Objective: The repertoire of T cells in patients with rheumatoid arthritis (RA) is characterized by clonal expansion of selected CD4+ T cells, which are autoreactive and lack the expression of the functionally important CD28 molecule. The goal of this study was to determine the contribution of these unusual lymphocytes to the disease process.
Methods: RA patients (n = 108) and normal controls (n = 53) were examined for the expression of CD4+ CD28- T cells by 2-color fluorescence-activated cell sorter analysis.
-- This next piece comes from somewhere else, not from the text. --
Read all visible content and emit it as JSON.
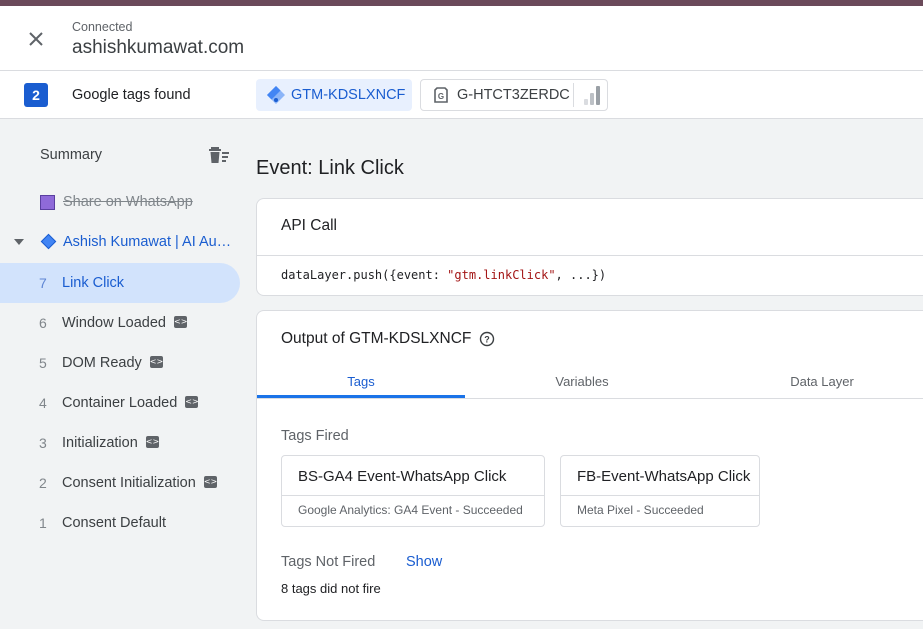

Clinical data were ascertained by retrospective chart review.
Results: The frequencies of CD4+ CD28- T cells displayed a bimodal distribution, defining carriers and noncarriers in normal subjects and RA patients. In longitudinal studies, the noncarrier and carrier phenotypes were stable over time. Carriers of CD4+ CD28- T cells accumulated in the RA population (64% versus 45%; P = 0.02). The expansion of CD4+ CD28- T cells correlated with extraarticular involvement, but not with disease duration, antirheumatic treatment, or severity of joint destruction. The patient subsets with nodular disease (P = 0.02) and rheumatoid organ disease (P = 0.04) had the highest proportion of CD4+ CD28- T cell carriers. The size of the CD4+ CD28- compartment correlated with extraarticular progression of RA (P = 0.001 in nodular RA, P = 0.003 in rheumatoid organ disease).
Conclusion: The bimodality of distribution of CD4+ CD28- T cell frequencies is compatible with genetic control of the generation of these unusual T cells. In RA patients, CD4+ CD28- T cells are not an epiphenomenon of the disease process, but predispose patients to developing inflammatory lesions in extraarticular tissues.